Arfi juga menekankan pentingnya menjaga stamina dan kesehatan fisik. Istirahat yang cukup dan konsumsi makanan bergizi sangat penting untuk menjaga kondisi fisik jamaah tetap prima menjelang rangkaian ibadah yang sangat melelahkan secara fisik.
Distribusi Makanan Siap Saji untuk Mengantisipasi Kepadatan
Antisipasi terhadap potensi kendala distribusi makanan selama puncak haji juga telah dilakukan oleh PPIH. Untuk memastikan ketersediaan makanan bagi jamaah Indonesia, PPIH akan mendistribusikan makanan siap saji selama tiga hari, yaitu tanggal 7, 8, dan 13 Zulhijjah 1446 H atau 3, 4, dan 9 Juni 2025. Makanan siap saji ini akan menggantikan layanan makanan kotak biasa yang biasanya disediakan di hotel.
Arfi menjelaskan bahwa menu makanan siap saji telah disusun dengan mempertimbangkan aspek gizi, kebersihan, kepraktisan, dan selera jamaah Indonesia. Berikut rincian menu yang akan disajikan:
-
Selasa, 7 Zulhijjah 1446 H / 3 Juni 2025:
- Pagi: Nasi Uduk
- Siang: Nasi Putih dan Semur Daging
- Malam: Nasi Putih dan Semur Ayam
-
Rabu, 8 Zulhijjah 1446 H / 4 Juni 2025:
- Pagi: Nasi Uduk (setelah itu konsumsi dilakukan di Arafah)
-
Senin, 13 Zulhijjah 1446 H / 9 Juni 2025:
- Siang: Nasi Putih dan Opor Ayam
- Malam: Nasi Putih dan Rendang Ayam
Arfi memberikan panduan khusus terkait konsumsi makanan siap saji ini. Ia menyarankan agar nasi direndam terlebih dahulu selama 5-10 menit untuk mendapatkan tekstur yang lebih lembut. Lauk-pauk tidak perlu dipanaskan. Yang terpenting, makanan harus segera dikonsumsi setelah kemasan dibuka dan tidak boleh disimpan untuk dikonsumsi di lain waktu demi menjaga kualitas dan keamanan makanan.

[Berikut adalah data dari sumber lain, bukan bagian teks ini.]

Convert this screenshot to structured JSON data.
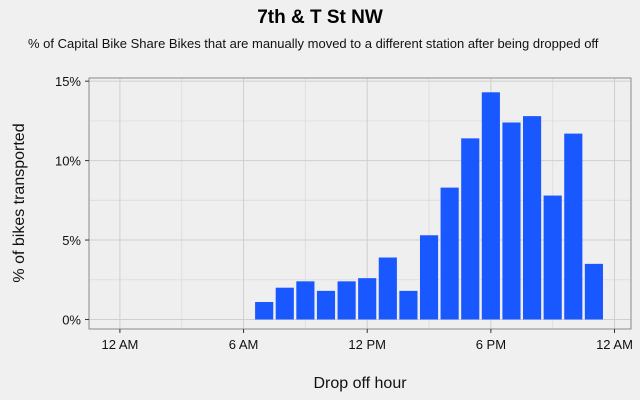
{
  "chart_data": {
    "type": "bar",
    "title": "7th & T St NW",
    "subtitle": "% of Capital Bike Share Bikes that are manually moved to a different station after being dropped off",
    "xlabel": "Drop off hour",
    "ylabel": "% of bikes transported",
    "x_tick_labels": [
      "12 AM",
      "6 AM",
      "12 PM",
      "6 PM",
      "12 AM"
    ],
    "x_tick_hours": [
      0,
      6,
      12,
      18,
      24
    ],
    "y_tick_labels": [
      "0%",
      "5%",
      "10%",
      "15%"
    ],
    "y_tick_values": [
      0,
      5,
      10,
      15
    ],
    "xlim": [
      -1.5,
      24.8
    ],
    "ylim": [
      -0.6,
      15.2
    ],
    "grid": true,
    "bar_color": "#1957ff",
    "hours": [
      7,
      8,
      9,
      10,
      11,
      12,
      13,
      14,
      15,
      16,
      17,
      18,
      19,
      20,
      21,
      22,
      23
    ],
    "values": [
      1.1,
      2.0,
      2.4,
      1.8,
      2.4,
      2.6,
      3.9,
      1.8,
      5.3,
      8.3,
      11.4,
      14.3,
      12.4,
      12.8,
      7.8,
      11.7,
      3.5
    ]
  }
}
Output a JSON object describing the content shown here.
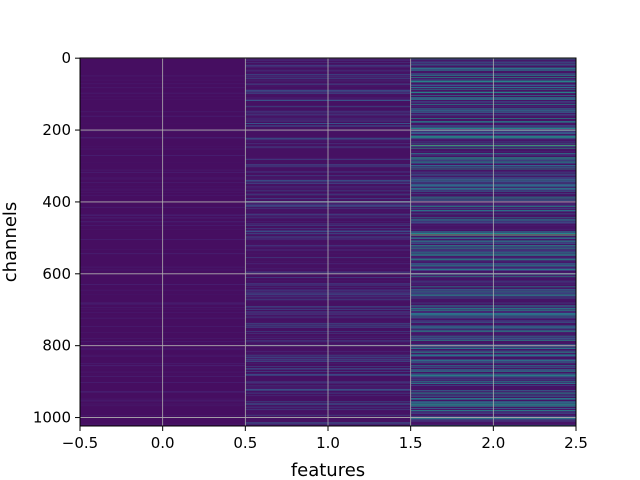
{
  "chart_data": {
    "type": "heatmap",
    "title": "",
    "xlabel": "features",
    "ylabel": "channels",
    "xlim": [
      -0.5,
      2.5
    ],
    "ylim": [
      1023.5,
      -0.5
    ],
    "y_inverted": true,
    "grid": true,
    "colormap": "viridis",
    "x_ticks": [
      -0.5,
      0.0,
      0.5,
      1.0,
      1.5,
      2.0,
      2.5
    ],
    "x_tick_labels": [
      "−0.5",
      "0.0",
      "0.5",
      "1.0",
      "1.5",
      "2.0",
      "2.5"
    ],
    "y_ticks": [
      0,
      200,
      400,
      600,
      800,
      1000
    ],
    "y_tick_labels": [
      "0",
      "200",
      "400",
      "600",
      "800",
      "1000"
    ],
    "n_channels": 1024,
    "n_features": 3,
    "columns": [
      {
        "feature": 0,
        "base_level": 0.05,
        "stripe_density": 0.1,
        "stripe_max": 0.14
      },
      {
        "feature": 1,
        "base_level": 0.06,
        "stripe_density": 0.22,
        "stripe_max": 0.3
      },
      {
        "feature": 2,
        "base_level": 0.07,
        "stripe_density": 0.35,
        "stripe_max": 0.55
      }
    ],
    "highlights": [
      {
        "feature": 2,
        "channel": 492,
        "value": 1.0
      },
      {
        "feature": 2,
        "channel": 242,
        "value": 0.72
      },
      {
        "feature": 2,
        "channel": 250,
        "value": 0.6
      },
      {
        "feature": 2,
        "channel": 308,
        "value": 0.55
      },
      {
        "feature": 2,
        "channel": 968,
        "value": 0.6
      },
      {
        "feature": 2,
        "channel": 696,
        "value": 0.5
      },
      {
        "feature": 2,
        "channel": 826,
        "value": 0.45
      }
    ]
  }
}
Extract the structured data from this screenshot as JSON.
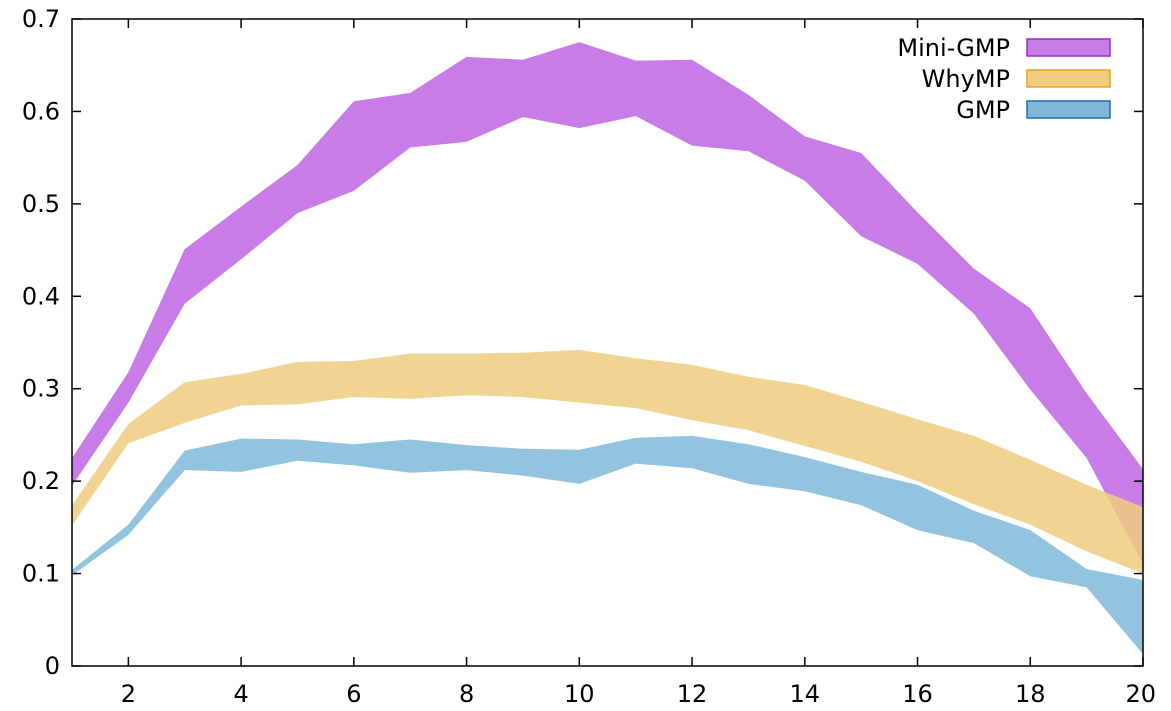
{
  "chart_data": {
    "type": "area",
    "title": "",
    "xlabel": "",
    "ylabel": "",
    "xlim": [
      1,
      20
    ],
    "ylim": [
      0,
      0.7
    ],
    "x_ticks": [
      2,
      4,
      6,
      8,
      10,
      12,
      14,
      16,
      18,
      20
    ],
    "y_ticks": [
      0,
      0.1,
      0.2,
      0.3,
      0.4,
      0.5,
      0.6,
      0.7
    ],
    "grid": false,
    "legend_position": "top-right",
    "x": [
      1,
      2,
      3,
      4,
      5,
      6,
      7,
      8,
      9,
      10,
      11,
      12,
      13,
      14,
      15,
      16,
      17,
      18,
      19,
      20
    ],
    "series": [
      {
        "name": "Mini-GMP",
        "color": "#c77ce8",
        "border_color": "#9a2cc4",
        "lower": [
          0.195,
          0.285,
          0.392,
          0.44,
          0.49,
          0.514,
          0.561,
          0.567,
          0.594,
          0.582,
          0.595,
          0.563,
          0.557,
          0.525,
          0.465,
          0.435,
          0.381,
          0.299,
          0.225,
          0.11
        ],
        "upper": [
          0.225,
          0.318,
          0.451,
          0.497,
          0.542,
          0.611,
          0.62,
          0.659,
          0.656,
          0.675,
          0.655,
          0.656,
          0.618,
          0.573,
          0.555,
          0.491,
          0.43,
          0.387,
          0.295,
          0.213
        ]
      },
      {
        "name": "WhyMP",
        "color": "#f0cd7f",
        "border_color": "#e8a020",
        "lower": [
          0.152,
          0.241,
          0.263,
          0.282,
          0.283,
          0.291,
          0.289,
          0.293,
          0.291,
          0.285,
          0.279,
          0.266,
          0.255,
          0.238,
          0.221,
          0.2,
          0.175,
          0.153,
          0.124,
          0.1
        ],
        "upper": [
          0.174,
          0.262,
          0.307,
          0.316,
          0.329,
          0.33,
          0.338,
          0.338,
          0.339,
          0.342,
          0.333,
          0.326,
          0.313,
          0.304,
          0.286,
          0.267,
          0.249,
          0.223,
          0.196,
          0.172
        ]
      },
      {
        "name": "GMP",
        "color": "#7fb8d9",
        "border_color": "#1f6fa8",
        "lower": [
          0.098,
          0.142,
          0.212,
          0.21,
          0.222,
          0.217,
          0.209,
          0.212,
          0.206,
          0.197,
          0.219,
          0.214,
          0.197,
          0.189,
          0.174,
          0.147,
          0.133,
          0.097,
          0.085,
          0.013
        ],
        "upper": [
          0.104,
          0.153,
          0.233,
          0.246,
          0.245,
          0.24,
          0.245,
          0.239,
          0.235,
          0.234,
          0.247,
          0.249,
          0.24,
          0.226,
          0.21,
          0.196,
          0.168,
          0.147,
          0.105,
          0.093
        ]
      }
    ]
  }
}
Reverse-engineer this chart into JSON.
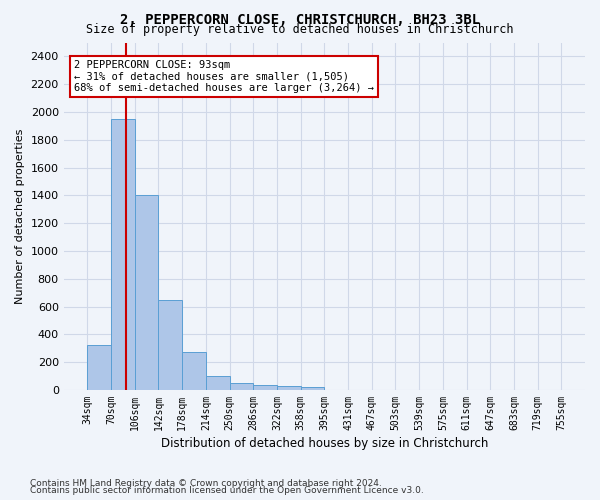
{
  "title1": "2, PEPPERCORN CLOSE, CHRISTCHURCH, BH23 3BL",
  "title2": "Size of property relative to detached houses in Christchurch",
  "xlabel": "Distribution of detached houses by size in Christchurch",
  "ylabel": "Number of detached properties",
  "bin_labels": [
    "34sqm",
    "70sqm",
    "106sqm",
    "142sqm",
    "178sqm",
    "214sqm",
    "250sqm",
    "286sqm",
    "322sqm",
    "358sqm",
    "395sqm",
    "431sqm",
    "467sqm",
    "503sqm",
    "539sqm",
    "575sqm",
    "611sqm",
    "647sqm",
    "683sqm",
    "719sqm",
    "755sqm"
  ],
  "bar_heights": [
    320,
    1950,
    1400,
    645,
    270,
    100,
    47,
    38,
    27,
    18,
    0,
    0,
    0,
    0,
    0,
    0,
    0,
    0,
    0,
    0
  ],
  "bar_color": "#aec6e8",
  "bar_edge_color": "#5a9fd4",
  "property_line_x": 1.63,
  "annotation_text": "2 PEPPERCORN CLOSE: 93sqm\n← 31% of detached houses are smaller (1,505)\n68% of semi-detached houses are larger (3,264) →",
  "annotation_box_color": "#ffffff",
  "annotation_box_edge_color": "#cc0000",
  "red_line_color": "#cc0000",
  "grid_color": "#d0d8e8",
  "ylim": [
    0,
    2500
  ],
  "yticks": [
    0,
    200,
    400,
    600,
    800,
    1000,
    1200,
    1400,
    1600,
    1800,
    2000,
    2200,
    2400
  ],
  "footnote1": "Contains HM Land Registry data © Crown copyright and database right 2024.",
  "footnote2": "Contains public sector information licensed under the Open Government Licence v3.0.",
  "bg_color": "#f0f4fa"
}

Persiapan Menuju Arafah: Panduan dari PPIH
Pergerakan jamaah menuju Arafah dijadwalkan dimulai pada Rabu, 8 Zulhijjah 1446 H atau 4 Juni 2025. Menjelang tahapan krusial ini, PPIH memberikan beberapa panduan penting yang harus diperhatikan jamaah:
-
Menjaga Stamina: Istirahat yang cukup dan konsumsi makanan bergizi sangat penting untuk menjaga kondisi fisik tetap prima.
-
Persiapan Perlengkapan: Siapkan segala perlengkapan yang dibutuhkan pada malam sebelumnya, termasuk pakaian ihram, kartu identitas (Nusuk Card), obat-obatan pribadi, masker, pelindung panas, buku doa, Al-Qur’an, ponsel, charger, dan power bank.
-
Taat pada Arahan Petugas: Ikuti instruksi dari petugas kloter dan sektor. Keberangkatan dilakukan secara bertahap, sehingga jamaah dihimbau untuk tidak panik.
-
Bekal Tambahan: Bawa air minum dan makanan ringan sebagai bekal tambahan selama perjalanan menuju Arafah.
Arfi mengakhiri keterangan resminya dengan mengajak seluruh jamaah haji Indonesia untuk menyambut puncak ibadah haji dengan penuh ketenangan dan keikhlasan. Ia juga berpesan kepada seluruh petugas PPIH untuk senantiasa siap mendampingi dan memastikan seluruh jamaah dapat melaksanakan ibadah dengan baik dan khusyuk. Ia berharap agar Allah SWT memudahkan seluruh proses ibadah haji, menerima amal ibadah jamaah, dan menjadikan seluruh jamaah haji Indonesia sebagai haji yang mabrur. Doa dan harapan yang sama juga dipanjatkan untuk kelancaran pelaksanaan ibadah haji bagi seluruh jamaah dari berbagai negara. Semoga ibadah haji tahun ini berjalan lancar dan penuh berkah.